Lu en mai 2019. Paru chez Tracts-Gallimard - 22 mars 2019 - 3,90 €.

Ne reniant pas ses origines relativement modestes, ses parents étaient instituteurs, encore respectés en ces temps là, Danièle Sallenave allant sur ses 79 ans, à l'époque l'instituteur était un personnage important, surtout dans les villages, mon grand-père maternel l'était aussi dans un village en Belgique, l'auteure nous emmène tout au long de ces 42 pages dans le fil de ses réflexions sur le phénomène des Gilets jaunes.

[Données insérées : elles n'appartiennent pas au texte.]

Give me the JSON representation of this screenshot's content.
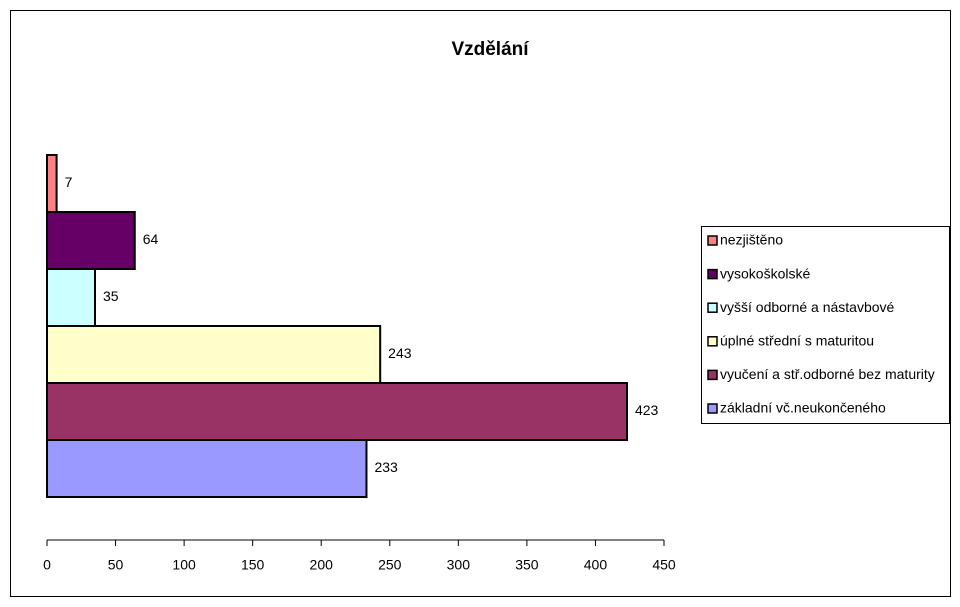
{
  "chart_data": {
    "type": "hbar",
    "title": "Vzdělání",
    "categories": [
      "základní vč.neukončeného",
      "vyučení a stř.odborné bez maturity",
      "úplné střední s maturitou",
      "vyšší odborné a nástavbové",
      "vysokoškolské",
      "nezjištěno"
    ],
    "values": [
      233,
      423,
      243,
      35,
      64,
      7
    ],
    "colors": [
      "#9999ff",
      "#993366",
      "#ffffcc",
      "#ccffff",
      "#660066",
      "#ff8080"
    ],
    "xlim": [
      0,
      450
    ],
    "xticks": [
      0,
      50,
      100,
      150,
      200,
      250,
      300,
      350,
      400,
      450
    ],
    "legend": "right"
  }
}
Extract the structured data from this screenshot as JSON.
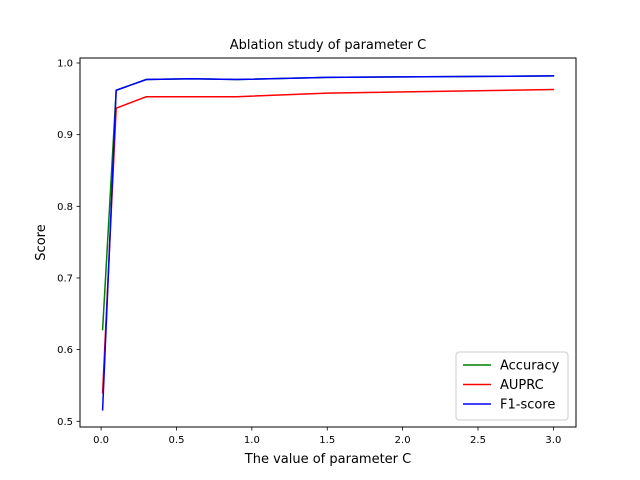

C'est avec une plume fluide qu'elle nous parle de ces "petites gens", ceux "d'en-bas", de leurs demandes de la dérive et de la violence que bon nombre de ces Gilets jaunes condamnent. "Leur mouvement attire, sans forcément les soutenir, des radicaux anti-système et des délinquants ordinaires. Mais il va courir à l'échec s'il se fait régulièrement déborder par des casseurs organisés" page 4.
Casseurs qui s'en prennent aux commerçants, qui détruisent du matériel public, des voitures etc...
Les Gilets jaunes inquiètent, ce mouvement parti de rien et qui a pris une telle ampleur peut évidemment en effrayer certains, surtout dans la population bien plus aisée et bien sûr les élites de la nation.
Mais malgré cela, Danièle Sallenave leur garde le même intérêt qu'à leurs débuts : "A cause de ce qu'il a révélé : la profondeur de la faille ouverte, en France, entre les "élites" et le "peuple". Dont je ne m'accommode pas, ni ne m'accommoderai jamais" page 5.
Elle compare l'ambiance politique et le mouvement de Mai 68 : "Mais il partait des jeunes "d'en-haut", les étudiants" à celle d'aujourd'hui : " les Gilets jaunes viennent "d'en-bas", ils réclament une fiscalité plus juste. La fiscalité a toujours été au départ et au coeur des révoltes populaires. Une amélioration du pouvoir d'achat".
En un mot, ils veulent être entendus.
"Cette manière de parler d'eux, dans la presse, les médias, les milieux politiques, sur les réseaux sociaux ! Une condescendance, un mépris."
Un membre du Cercle Montesquieu (décembre 2018) écrit-elle, a déclaré : "Le pouvoir d'achat n'est pas un droit de l'homme, il ne figure pas dans la Déclaration française des droits de l'homme et du citoyen de 1789, texte sur lesquels sont fondés tous les droits dont jouissent les Français aujourd'hui". ( "Manger est-il un droit de l'homme ?" page 7.
"Les familles du CAC 40 ne se battent-elles pas aussi pour protéger leurs droits acquis ? "
Le président lui-même, fin juin 2018 n'a-t-il pas dit lors d'une rencontre avec des entrepreneurs de la Halle de Freyssinet à Paris: "Une gare, c'est un lieu où l'on croise les gens qui réussissent et les gens qui ne sont rien" et cela après avoir dit publiquement qu'il ne prononcerait plus de phrases méprisantes.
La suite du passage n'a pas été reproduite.